Il primo ministro di Haiti, Ariel Henry, si trova da martedì a Porto Rico e sta pianificando il suo ritorno a Port au Prince, smentendo così le voci secondo cui avrebbe chiesto asilo agli Stati Uniti.
Il segretario di Stato di Porto Rico, Omar Marrero, ha confermato ai media che «l'Fbi statunitense sta lavorando in coordinamento con le autorità federali locali per assistere Henry dopo il suo arrivo sull'Isola».
Per ragioni di sicurezza, tuttavia, il ministro non ha fornito ulteriori dettagli su «quanto tempo il premier haitiano resterà nel Paese», limitandosi ad assicurare che «ha in programma di ritornare nel suo Paese appena possibile».
«È in atto uno sforzo fra il Dipartimento di Stato federale, la sua divisione di sicurezza diplomatica e i servizi segreti degli Stati Uniti per far sì che tutto si svolga senza problemi» durante la sua permanenza, ha concluso, smentendo comunque che «il funzionario haitiano abbia chiesto asilo negli Stati Uniti».

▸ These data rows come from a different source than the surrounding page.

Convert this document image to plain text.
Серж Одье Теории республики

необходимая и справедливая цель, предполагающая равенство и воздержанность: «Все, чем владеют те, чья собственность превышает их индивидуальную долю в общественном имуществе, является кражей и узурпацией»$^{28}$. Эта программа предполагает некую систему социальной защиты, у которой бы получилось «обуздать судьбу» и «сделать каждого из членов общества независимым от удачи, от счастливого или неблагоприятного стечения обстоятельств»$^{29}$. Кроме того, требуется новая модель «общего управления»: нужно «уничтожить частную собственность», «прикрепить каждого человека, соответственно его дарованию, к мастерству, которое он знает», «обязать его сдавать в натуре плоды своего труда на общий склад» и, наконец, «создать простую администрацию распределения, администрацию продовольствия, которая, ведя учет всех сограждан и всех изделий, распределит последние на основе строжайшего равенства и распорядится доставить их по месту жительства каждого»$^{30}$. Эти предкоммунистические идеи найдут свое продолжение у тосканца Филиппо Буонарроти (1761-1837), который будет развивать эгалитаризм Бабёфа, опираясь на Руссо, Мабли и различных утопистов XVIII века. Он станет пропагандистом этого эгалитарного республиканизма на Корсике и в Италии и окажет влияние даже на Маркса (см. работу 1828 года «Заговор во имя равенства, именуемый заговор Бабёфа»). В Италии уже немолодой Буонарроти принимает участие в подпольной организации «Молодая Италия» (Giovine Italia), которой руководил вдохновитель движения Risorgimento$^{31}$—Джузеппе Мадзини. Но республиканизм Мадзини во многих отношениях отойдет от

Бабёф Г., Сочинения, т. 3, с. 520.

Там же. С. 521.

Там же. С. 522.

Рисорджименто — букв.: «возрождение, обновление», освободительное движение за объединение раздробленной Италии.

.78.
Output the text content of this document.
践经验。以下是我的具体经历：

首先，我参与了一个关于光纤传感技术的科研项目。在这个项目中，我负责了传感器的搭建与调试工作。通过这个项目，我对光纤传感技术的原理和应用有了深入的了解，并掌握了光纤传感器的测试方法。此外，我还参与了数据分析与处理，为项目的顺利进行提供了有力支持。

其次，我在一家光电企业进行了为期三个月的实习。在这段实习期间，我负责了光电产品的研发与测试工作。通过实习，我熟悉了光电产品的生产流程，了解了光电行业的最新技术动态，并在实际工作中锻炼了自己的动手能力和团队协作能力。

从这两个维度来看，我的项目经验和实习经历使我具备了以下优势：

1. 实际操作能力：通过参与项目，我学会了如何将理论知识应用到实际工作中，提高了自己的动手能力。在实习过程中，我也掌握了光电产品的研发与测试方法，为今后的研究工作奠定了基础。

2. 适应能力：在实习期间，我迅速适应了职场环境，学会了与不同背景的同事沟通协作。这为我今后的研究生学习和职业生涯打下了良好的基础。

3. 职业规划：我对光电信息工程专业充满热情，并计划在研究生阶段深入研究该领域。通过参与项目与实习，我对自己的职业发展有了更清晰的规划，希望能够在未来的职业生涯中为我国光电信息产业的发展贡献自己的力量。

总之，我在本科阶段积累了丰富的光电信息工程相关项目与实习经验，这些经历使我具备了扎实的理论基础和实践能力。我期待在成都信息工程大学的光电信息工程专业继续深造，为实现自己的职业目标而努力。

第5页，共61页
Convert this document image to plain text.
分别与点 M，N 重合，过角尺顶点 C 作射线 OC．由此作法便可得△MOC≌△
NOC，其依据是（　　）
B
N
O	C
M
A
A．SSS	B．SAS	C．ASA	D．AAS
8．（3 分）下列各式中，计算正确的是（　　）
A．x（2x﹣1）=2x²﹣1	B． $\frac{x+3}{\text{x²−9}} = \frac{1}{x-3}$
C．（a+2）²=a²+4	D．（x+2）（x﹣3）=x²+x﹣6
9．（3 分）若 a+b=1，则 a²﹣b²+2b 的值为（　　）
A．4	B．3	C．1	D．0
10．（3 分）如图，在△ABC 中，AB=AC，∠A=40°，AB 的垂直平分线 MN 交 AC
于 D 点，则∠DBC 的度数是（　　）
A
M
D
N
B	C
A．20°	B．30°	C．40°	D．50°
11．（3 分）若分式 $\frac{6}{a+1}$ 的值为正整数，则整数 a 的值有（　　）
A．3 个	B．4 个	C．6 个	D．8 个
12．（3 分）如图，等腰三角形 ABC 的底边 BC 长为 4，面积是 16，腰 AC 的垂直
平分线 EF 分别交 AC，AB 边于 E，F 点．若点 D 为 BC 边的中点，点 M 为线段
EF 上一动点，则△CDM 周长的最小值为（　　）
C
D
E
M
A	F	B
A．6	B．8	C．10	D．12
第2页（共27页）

Dopo aver partecipato a fine febbraio ad un vertice della Comunità dei Caraibi (Caricom), Henry si è recato a Nairobi, in Kenya, per firmare un accordo per la costituzione della Missione multinazionale di sostegno alla sicurezza (Mmas), e poi negli Usa, per colloqui.
Ha quindi cercato di rientrare con un aereo privato, senza successo, nella capitale haitiana, dove le bande criminali agli ordini del boss Jimmy Chérizier, meglio noto come Barbecue, pretendono le sue dimissioni.